É óbvio que eu não esperava aquela ligação, muito menos se tratando da minha mãe. A gente mal se falava pessoalmente, imagine por telefone.
Sai correndo do trabalho e fui encontrá-la na Praça da Matriz, aqui de São Bernardo, ela estava lá, com os resultados do exame na mão e me entregou eles como um decreto ou “sentença de morte”.
Eu li tudo, não entendi nada, e em fração de minutos comecei a imaginar a minha vida e a do meu irmão (mais novo que eu), sem a minha mãe. Choramos, e eu resolvi rezar por ela, ali mesmo.
Me lembro perfeitamente da passagem que o Senhor nos dava. Sim, Ele NOS dava, não era só para ela, era pra mim também: “Não fui eu que ordenei a você? Seja forte e corajoso! Não se apavore nem desanime, pois o Senhor, o seu Deus, estará com você por onde você andar”. (Josué 1:9)

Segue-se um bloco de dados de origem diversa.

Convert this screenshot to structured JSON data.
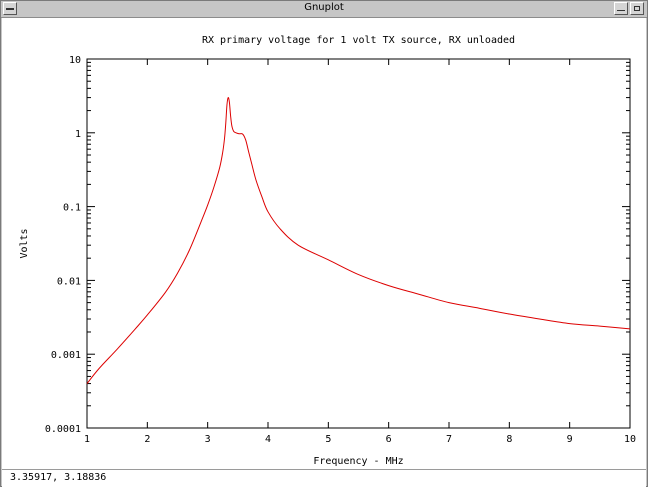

Naquele momento, algo encheu meu coração de paz e esperança, pois tive a certeza de que tudo que viria pela frente seria uma nova oportunidade de olhar toda a vida de outra forma.
E que forma! Que nova forma!
Acho que nem preciso dizer, que desde então iniciamos todos os tratamentos sugeridos com o intuito da cura. E eu que pensava que a palavra CURA, mal poderia existir no dicionário “cancerígeno”, se é que vocês me entendem.
Foram 4 sessões de quimioterapias vermelhas e 3 brancas, quedas de cabelo, noites mal dormidas, 3 cirurgias para retirada e reconstrução das mamas, novas amizades nos hospitais, conhecimentos de realidades diferentes, e muito amor de Deus por nós.
Eu jamais poderia deixar de dizer aqui o quanto me senti completamente amparada por meu Amado Esposo, através do cuidado dos meus irmãos de Comunidade, amigos e familiares.
Pode parecer loucura, e talvez realmente seja, mas o câncer nos deu um novo sentido de vida. Nos aproximou novamente como mãe e filha, nos deu a graça de rezarmos juntas sempre diante das inseguranças e medos e além de tudo, de ter um olhar totalmente fixado no Alto.
Hoje está tudo bem, graças a Deus! Todos os tratamentos que seguimos fazendo são profiláticos. Ou seja, um método de “prevenção” para que o câncer não volte ou haja metástase para outros órgãos.
Dois anos de vida nova
Dois anos que eu ando por aí desejando mais do que tudo ver o sorriso da minha mãe após um procedimento cirúrgico, ou numa simples terça feira de manhã.
E estou aqui para dizer que, mesmo sabendo que cada caso é um caso, e que sobretudo nós mulheres, devemos nos atentar aos nossos exames anuais, aos toques físicos (em observância a um possível nódulo), o câncer não tem a palavra final. Ele nunca terá! Nossa confiança, o nosso futuro, devem ser alicerçados Naquele que tudo sabe e tudo pode. E por fim, posso dizer sem sombra de dúvidas, que nem sempre o câncer irá tirar nossas vidas ou a de quem amamos, mas na maioria das vezes ele abre os nossos olhos para de fato aprendermos a viver.